Thursday, August 13, 2020

How Can the Sacred be Regained?

8/13/2020--The quotes below are from an op-ed by Thomas Friedman: Beirut’s Blast Is a Warning for America. The subhead was, In this country, as in Lebanon, everything is now politics.

Friedman was quoting Moshe Halbertal:

“For a healthy politics to flourish it needs reference points outside itself — reference points of truth and a conception of the common good,” explained the Hebrew University religious philosopher Moshe Halbertal. “When everything becomes political, that is the end of politics.”

“When you lose the realm of the sacred, that realm of the common good outside of politics, that is when societies collapse,” said Halbertal. That is what happened to Lebanon, Syria, Yemen, Libya and Iraq.

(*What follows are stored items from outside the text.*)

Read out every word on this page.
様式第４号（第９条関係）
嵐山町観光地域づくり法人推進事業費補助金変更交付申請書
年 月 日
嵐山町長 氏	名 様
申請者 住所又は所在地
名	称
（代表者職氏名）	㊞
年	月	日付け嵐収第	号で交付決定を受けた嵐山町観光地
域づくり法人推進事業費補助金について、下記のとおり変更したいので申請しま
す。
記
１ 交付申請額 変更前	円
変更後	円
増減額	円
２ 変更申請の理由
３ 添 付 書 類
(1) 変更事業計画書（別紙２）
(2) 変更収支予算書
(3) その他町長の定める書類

And that is what is slowly happening to Israel and America.

One thing about the column is odd—all these countries mentioned are among the most religious in the world. So, one question Friedman is not interested in is how is it the religions of the book—Islam, Judaism and Christianity—lost the sacred?

I believe this happened because of the Death of God, which has absolutely penetrated everywhere. Religion loses its capacity for creativity because it fears the universe instead of having faith in it. Do you hear the Orthodox in any religion say, we shall have peace because with God all things are possible?

If these religions had not lost God, there would be much more serious cross boundary worship, as there was with Martin Buber. The Rebbe would have been capable of this. Pope Francis is. It is rare. God is Dead.

But, in rapidly secularizing America, we have to ask another question—how does secularism recover the sacred?

You don’t get the answer for a year, which is when my new book will be published. It is all about how to recover the sacred. It is called The Universe Is On Our Side: Restoring Faith in American Public Life.

Here is the abstract: There has been a breakdown in American public life that no election can fix. Americans cannot even converse about politics. All the usual explanations for our condition have failed to make things better. Bruce Ledewitz shows that America is living with the consequences of the Death of God, which Friedrich Nietzsche knew would be momentous and irreversible. God was this culture’s story of the meaning of our lives. Even atheists had substitutes for God, like inevitable progress. Now we have no story and do not even think about the nature of reality. That is why we are angry and despairing. America’s future requires that we begin a new story by each of us asking a question posed by theologian Bernard Lonergan: Is the universe on our side? When we commit to live honestly and fully by our answer to that question, even if our immediate answer is no, America will begin to heal. Beyond that, pondering the question of the universe will allow us to see that there is more to the universe than blind forces and dead matter. Guided by the naturalism of Alfred North Whitehead’s process philosophy, and the historical faith of Dr. Martin Luther King, Jr., we can learn to trust that the universe bends toward justice and our welfare. That conclusion will complete our healing and restore faith in American public life. We can live without God, but not without thinking about holiness in the universe.